Ich versuchte, mein professionelles Ich herauszukehren, mein Augenmerk auf die unscheinbaren Unterschiede von Perspektive und Stimmung bei den wiederkehrenden Motiven zu richten. Wie oft hatte Monet die Seine gemalt?
Aber es war die Wärme der Farben, egal bei welchem Thema, die in so klaffendem Gegensatz zu der Leere in mir stand und mich diese umso mehr spüren liess. Warum hatte mich Manuel nicht in ein altes Fabrikgebäude eingeladen, dessen robuster Charme aus alten, unbedeckten Rohren und rauen, nicht verputzten Wänden bestand? Das würde mein Inneres zur Zeit viel besser widerspiegeln. Nach meinen Andeutungen lud er mich sogar zu einem Besichtigungstermin in ein Gemeinschaftsatelier ein, aber selbst dort waren die Räume von Oberlicht und Fensterfront durchflutet und luftig hoch gewesen.

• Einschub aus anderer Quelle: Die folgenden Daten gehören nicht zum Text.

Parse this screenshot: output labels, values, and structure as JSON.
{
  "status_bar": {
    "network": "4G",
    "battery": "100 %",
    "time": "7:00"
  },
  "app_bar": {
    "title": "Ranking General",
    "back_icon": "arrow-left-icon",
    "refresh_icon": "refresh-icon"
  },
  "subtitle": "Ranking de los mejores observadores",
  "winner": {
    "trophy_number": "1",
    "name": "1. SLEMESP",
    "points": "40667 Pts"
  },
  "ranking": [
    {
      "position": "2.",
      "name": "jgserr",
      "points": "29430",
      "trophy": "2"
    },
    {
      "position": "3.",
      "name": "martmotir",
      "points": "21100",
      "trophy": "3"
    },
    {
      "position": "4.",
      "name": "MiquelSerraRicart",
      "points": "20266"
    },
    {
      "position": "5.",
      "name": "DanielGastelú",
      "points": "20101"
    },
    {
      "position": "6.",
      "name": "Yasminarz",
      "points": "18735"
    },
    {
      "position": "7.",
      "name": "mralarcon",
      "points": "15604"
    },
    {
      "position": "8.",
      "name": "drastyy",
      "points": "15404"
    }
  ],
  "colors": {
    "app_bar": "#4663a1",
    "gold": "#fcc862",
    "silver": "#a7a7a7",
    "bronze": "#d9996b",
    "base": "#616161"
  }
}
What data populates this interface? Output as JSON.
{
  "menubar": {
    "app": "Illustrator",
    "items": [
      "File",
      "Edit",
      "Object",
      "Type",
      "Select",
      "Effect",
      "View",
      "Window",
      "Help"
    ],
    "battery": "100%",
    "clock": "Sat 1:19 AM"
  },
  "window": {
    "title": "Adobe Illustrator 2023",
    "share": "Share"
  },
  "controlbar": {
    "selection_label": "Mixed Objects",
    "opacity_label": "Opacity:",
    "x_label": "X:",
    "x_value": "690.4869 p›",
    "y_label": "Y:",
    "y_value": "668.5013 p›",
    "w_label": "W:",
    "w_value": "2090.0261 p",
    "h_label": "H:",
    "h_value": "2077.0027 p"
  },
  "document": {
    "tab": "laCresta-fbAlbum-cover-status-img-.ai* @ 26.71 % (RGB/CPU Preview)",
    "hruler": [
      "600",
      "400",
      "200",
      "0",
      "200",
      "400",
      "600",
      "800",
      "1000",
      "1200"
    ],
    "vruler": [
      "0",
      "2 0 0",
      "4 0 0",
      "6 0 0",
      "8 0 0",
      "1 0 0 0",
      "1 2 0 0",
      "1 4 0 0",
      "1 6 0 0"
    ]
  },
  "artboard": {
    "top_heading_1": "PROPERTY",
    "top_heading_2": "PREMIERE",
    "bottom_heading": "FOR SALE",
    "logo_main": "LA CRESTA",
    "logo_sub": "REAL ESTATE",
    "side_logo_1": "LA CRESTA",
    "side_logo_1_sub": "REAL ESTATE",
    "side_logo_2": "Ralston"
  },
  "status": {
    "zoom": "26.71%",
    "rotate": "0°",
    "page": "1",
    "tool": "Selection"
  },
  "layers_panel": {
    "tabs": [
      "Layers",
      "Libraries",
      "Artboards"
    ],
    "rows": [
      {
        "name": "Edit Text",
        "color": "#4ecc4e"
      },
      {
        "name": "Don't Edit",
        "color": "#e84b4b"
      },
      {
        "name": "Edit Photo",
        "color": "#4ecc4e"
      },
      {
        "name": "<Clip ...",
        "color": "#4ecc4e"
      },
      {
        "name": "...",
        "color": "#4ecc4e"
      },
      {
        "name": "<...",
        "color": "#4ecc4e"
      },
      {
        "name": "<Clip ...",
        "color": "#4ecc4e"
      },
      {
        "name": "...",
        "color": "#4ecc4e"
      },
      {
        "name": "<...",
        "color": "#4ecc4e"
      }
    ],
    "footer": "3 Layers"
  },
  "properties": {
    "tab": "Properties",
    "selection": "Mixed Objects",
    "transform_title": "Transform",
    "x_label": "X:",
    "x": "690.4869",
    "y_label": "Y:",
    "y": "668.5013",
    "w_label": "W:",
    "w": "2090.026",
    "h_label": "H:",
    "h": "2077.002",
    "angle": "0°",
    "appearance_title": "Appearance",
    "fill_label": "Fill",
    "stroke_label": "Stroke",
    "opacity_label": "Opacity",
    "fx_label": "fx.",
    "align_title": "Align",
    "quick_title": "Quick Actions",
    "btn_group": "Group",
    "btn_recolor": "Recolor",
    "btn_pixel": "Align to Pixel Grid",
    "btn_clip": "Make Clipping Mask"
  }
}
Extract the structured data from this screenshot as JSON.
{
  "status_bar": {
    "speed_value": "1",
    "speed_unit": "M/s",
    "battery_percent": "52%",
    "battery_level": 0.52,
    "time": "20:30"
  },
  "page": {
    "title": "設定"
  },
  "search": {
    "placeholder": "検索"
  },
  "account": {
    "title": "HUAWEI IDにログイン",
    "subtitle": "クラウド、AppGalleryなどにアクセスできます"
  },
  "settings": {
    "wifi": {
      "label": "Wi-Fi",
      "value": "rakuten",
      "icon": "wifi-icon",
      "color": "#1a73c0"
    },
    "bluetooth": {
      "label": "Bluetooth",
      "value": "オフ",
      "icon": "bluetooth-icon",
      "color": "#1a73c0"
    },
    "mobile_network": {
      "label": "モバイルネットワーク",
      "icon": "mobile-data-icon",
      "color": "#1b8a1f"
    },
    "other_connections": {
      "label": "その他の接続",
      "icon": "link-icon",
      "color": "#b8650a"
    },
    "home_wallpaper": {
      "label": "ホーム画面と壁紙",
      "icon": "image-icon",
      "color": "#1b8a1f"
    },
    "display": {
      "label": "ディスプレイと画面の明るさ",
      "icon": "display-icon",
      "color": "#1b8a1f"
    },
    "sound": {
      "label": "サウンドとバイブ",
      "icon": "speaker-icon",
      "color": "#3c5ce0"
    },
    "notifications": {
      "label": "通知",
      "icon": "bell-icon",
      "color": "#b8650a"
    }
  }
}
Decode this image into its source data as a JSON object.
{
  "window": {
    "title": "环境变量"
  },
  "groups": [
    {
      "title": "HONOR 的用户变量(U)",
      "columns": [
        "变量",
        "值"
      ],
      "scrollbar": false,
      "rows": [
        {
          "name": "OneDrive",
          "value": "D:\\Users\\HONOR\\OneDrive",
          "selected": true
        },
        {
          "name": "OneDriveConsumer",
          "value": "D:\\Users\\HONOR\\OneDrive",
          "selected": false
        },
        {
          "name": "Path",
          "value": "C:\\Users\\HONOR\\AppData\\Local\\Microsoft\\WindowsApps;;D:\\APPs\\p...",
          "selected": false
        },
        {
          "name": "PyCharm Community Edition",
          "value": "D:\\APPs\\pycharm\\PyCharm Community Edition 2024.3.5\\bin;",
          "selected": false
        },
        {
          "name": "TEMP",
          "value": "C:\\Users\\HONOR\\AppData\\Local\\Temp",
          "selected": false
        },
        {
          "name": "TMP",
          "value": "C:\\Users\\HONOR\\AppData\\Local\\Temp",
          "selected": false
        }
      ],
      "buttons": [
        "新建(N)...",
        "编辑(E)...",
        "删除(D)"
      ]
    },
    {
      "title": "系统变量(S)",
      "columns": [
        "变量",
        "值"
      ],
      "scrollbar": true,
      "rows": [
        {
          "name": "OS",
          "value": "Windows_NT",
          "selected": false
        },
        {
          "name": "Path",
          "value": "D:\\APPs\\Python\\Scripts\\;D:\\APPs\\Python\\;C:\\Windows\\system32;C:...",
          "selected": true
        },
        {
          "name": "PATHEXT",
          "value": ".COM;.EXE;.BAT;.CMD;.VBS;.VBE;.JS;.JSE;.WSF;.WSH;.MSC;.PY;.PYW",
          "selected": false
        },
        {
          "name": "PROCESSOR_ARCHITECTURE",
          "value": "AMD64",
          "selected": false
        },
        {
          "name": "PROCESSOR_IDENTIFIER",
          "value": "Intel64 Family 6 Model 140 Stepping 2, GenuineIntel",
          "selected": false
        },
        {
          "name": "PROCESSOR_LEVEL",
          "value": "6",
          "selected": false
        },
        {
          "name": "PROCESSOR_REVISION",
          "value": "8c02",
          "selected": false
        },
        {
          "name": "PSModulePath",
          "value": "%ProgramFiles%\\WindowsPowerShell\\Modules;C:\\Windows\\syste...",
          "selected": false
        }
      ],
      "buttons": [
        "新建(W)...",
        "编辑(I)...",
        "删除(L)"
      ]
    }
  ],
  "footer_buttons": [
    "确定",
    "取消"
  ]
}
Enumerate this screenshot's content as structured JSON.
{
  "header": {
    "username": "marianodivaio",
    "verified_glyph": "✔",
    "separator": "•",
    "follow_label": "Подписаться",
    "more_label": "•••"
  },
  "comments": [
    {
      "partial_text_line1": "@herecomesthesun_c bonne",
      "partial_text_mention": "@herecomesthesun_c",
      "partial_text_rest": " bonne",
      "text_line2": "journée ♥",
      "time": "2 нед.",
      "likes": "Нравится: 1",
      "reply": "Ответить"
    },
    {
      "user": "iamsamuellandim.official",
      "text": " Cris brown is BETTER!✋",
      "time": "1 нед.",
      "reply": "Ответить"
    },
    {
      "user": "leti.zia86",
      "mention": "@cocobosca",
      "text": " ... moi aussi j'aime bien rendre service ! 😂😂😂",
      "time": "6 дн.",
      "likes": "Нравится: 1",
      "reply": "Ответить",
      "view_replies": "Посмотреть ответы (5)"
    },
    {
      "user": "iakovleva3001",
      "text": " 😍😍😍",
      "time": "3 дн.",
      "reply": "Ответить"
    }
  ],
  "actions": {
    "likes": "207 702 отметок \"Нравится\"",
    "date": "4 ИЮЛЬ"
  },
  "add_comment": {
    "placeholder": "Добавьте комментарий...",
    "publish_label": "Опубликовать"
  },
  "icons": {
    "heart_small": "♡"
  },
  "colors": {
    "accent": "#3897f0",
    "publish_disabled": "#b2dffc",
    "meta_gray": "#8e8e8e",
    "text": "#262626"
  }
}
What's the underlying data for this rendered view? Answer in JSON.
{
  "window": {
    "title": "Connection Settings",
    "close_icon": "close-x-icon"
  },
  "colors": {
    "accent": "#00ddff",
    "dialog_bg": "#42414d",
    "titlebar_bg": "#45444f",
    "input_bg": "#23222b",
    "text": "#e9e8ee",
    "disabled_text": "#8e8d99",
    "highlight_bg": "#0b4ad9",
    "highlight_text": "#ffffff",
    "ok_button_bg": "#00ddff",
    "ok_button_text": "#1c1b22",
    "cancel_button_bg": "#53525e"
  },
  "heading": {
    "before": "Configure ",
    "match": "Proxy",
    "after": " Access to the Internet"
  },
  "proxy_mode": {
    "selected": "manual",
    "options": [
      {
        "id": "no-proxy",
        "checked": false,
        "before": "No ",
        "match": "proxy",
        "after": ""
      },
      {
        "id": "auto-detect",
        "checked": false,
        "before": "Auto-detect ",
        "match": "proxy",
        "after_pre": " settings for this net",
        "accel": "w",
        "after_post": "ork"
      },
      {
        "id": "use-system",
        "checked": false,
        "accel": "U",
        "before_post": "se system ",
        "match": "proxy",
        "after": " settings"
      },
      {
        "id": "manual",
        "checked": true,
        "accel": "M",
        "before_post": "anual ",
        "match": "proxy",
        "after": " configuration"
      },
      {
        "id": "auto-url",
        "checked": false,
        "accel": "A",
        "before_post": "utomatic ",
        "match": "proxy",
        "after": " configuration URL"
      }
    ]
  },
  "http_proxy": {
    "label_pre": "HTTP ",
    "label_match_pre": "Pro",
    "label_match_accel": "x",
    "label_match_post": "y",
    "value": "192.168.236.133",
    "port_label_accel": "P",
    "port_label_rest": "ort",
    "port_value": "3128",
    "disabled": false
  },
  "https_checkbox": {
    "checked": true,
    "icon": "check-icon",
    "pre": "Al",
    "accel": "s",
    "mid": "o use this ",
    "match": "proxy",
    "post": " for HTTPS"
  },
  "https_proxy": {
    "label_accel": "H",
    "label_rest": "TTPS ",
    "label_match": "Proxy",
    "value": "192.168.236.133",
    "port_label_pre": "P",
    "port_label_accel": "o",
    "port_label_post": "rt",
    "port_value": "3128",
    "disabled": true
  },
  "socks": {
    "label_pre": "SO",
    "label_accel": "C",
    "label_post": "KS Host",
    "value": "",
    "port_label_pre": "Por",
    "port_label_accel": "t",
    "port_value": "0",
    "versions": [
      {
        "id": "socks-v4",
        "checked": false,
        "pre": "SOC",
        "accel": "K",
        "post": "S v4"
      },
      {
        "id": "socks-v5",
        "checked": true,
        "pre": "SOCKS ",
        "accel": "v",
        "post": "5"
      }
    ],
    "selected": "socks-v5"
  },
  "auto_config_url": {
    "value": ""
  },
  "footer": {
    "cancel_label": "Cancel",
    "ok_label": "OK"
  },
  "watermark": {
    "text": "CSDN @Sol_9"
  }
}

Ich stehe immer noch vor dem Fenster, starre auf die Schneehalde in unserem Vorgarten, und das Märchen von der Schneekönigin kommt mir in den Sinn.
„Vielleicht ist das ja ihr verborgener Palast, mit unzähligen leeren, kalten Eissälen, die vom Nordlicht beschienen werden“, fantasiere ich vor mich hin. Und während wandelnde Bilder in meinem Kopf entstehen, sind meine Hände geschäftig, und beschwingt male und male ich mit meinen Kreiden. Zum ersten Mal hält das Bild meinem Urteil stand, scheint ein unsichtbarer Spiegelscherben aus meinem Gemüt entfernt zu sein.
Ich gehe zu meinem Schreibtisch hinüber und krame in dem Stapel von Flyern und Zetteln, die ich vom Museum mitgebracht habe. Und richtig, das Angebot gibt es tatsächlich. Und während ich die aufgedruckten Daten mit meinem Wandkalender vergleiche, bin ich mir sicher, dass ich nicht zum letzten Mal in der Ausstellung war. Jetzt muss ich „Meditation am Morgen“ dort nur buchen.